RMs opposed to Bipole III
CBC News
Four Manitoba rural municipalities are asking for help from their fellow RMs to lobby the province in opposition to the placement of an electrical transmission line.
The Association of Manitoba Municipalities will vote next week on whether it will try to help the RMs keep Manitoba Hydro's controversial Bipole III project away from agricultural land.
In 2007, the NDP government announced the $2 billion project would be built on the west side of Lake Winnipeg to preserve a boreal forest on the east side. In doing so, it overruled Hydro's original plans.
But that decision meant the power line would cost an extra $640 million because it would have to be longer than if it was constructed on the east side of the lake. The western route is 50 per cent longer.
RM of Grey Reeve Ted Tkachyk said hundreds of people have turned up to local meetings with Hydro to discuss the route of the line, but said the Crown utility hasn't explained why its building through valuable farmland when going down the east side of Lake Winnipeg would have far less impact.
"It's really baffling to us what is going on — why they decided that it had to go to the west side.
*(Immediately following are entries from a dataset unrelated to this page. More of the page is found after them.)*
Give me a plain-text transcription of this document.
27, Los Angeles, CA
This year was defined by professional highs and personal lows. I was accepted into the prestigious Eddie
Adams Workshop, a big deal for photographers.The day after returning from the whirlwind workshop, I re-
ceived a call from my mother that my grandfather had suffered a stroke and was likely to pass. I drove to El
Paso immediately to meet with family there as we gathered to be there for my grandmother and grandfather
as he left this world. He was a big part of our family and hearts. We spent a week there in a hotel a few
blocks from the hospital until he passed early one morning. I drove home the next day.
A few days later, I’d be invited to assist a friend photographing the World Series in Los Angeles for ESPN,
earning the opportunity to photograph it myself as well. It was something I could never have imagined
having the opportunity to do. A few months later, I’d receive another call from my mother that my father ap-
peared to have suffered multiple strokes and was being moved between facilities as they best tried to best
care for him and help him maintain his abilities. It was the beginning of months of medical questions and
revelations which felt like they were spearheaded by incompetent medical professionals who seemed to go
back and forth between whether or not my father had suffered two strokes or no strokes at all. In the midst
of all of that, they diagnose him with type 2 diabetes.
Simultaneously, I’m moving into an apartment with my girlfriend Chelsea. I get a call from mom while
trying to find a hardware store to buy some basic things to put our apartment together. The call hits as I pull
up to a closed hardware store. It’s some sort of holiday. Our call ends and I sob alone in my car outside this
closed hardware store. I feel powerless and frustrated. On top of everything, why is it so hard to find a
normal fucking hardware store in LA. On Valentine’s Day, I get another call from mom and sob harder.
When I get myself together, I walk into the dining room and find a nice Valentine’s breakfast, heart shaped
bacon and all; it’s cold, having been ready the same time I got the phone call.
It really doesn't make any sense to any of us at all," Tkachyk said.
The province has said the preferred route avoids National and Provincial Parks, as well as First Nation reserve lands, and has the least impact on agricultural land.
An estimated 37 acres of agricultural land will be taken out of service along the entire route, which has a 66-metre right-of-way.
The Manitoba branch of the Wilderness Committee is pleased with the proposed path but Tkachyk is worried Bipole III will devalue the rest of the farm properties that it passes through or near.
"Therefore the municipalities will collect less taxes on those pieces of land forever, and that's a very important item to the municipalities and to the landowner because it does devalue their property," Tkachyk said.
However, he admits he's not sure lobbying efforts by the AMM can result in the change the RMs are seeking.
"I'm not very optimistic that it can be done but that doesn't mean that I'm going to quit," Tkachyk said.